Find technical paper here.

2021 ACM/IEEE 48th Annual International Symposium on Computer Architecture (ISCA.)

“Abstract—In modern server CPUs, last-level cache (LLC) is
a critical hardware resource that exerts significant influence on
the performance of the workloads, and how to manage LLC is
a key to the performance isolation and QoS in the cloud with
multi-tenancy. In this paper, we argue that in addition to CPU
cores, high-speed I/O is also important for LLC management.
This is because of an Intel architectural innovation – Data
Direct I/O (DDIO) – that directly injects the inbound I/O
traffic to (part of) the LLC instead of the main memory. We
summarize two problems caused by DDIO and show that (1)
the default DDIO configuration may not always achieve optimal
performance, (2) DDIO can decrease the performance of non-I/O
workloads that share LLC with it by as high as 32%.

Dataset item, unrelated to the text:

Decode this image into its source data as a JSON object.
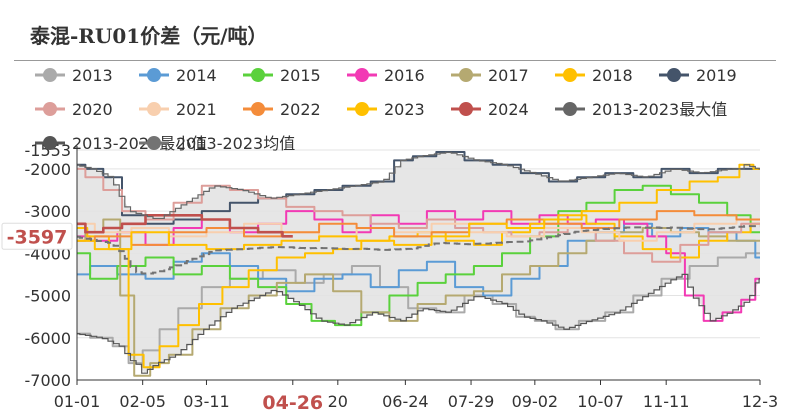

We then present IAT, the first LLC management mechanism
that treats the I/O as the first-class citizen. IAT monitors and
analyzes the performance of the core/LLC/DDIO using CPU’s
hardware performance counters and adaptively adjusts the number of LLC ways for DDIO or the tenants that demand more LLC
capacity. In addition, IAT dynamically chooses the tenants that
share its LLC resource with DDIO to minimize the performance
interference by both the tenants and the I/O. Our experiments
with multiple microbenchmarks and real-world applications
demonstrate that with minimal overhead, IAT can effectively and
stably reduce the performance degradation caused by DDIO.”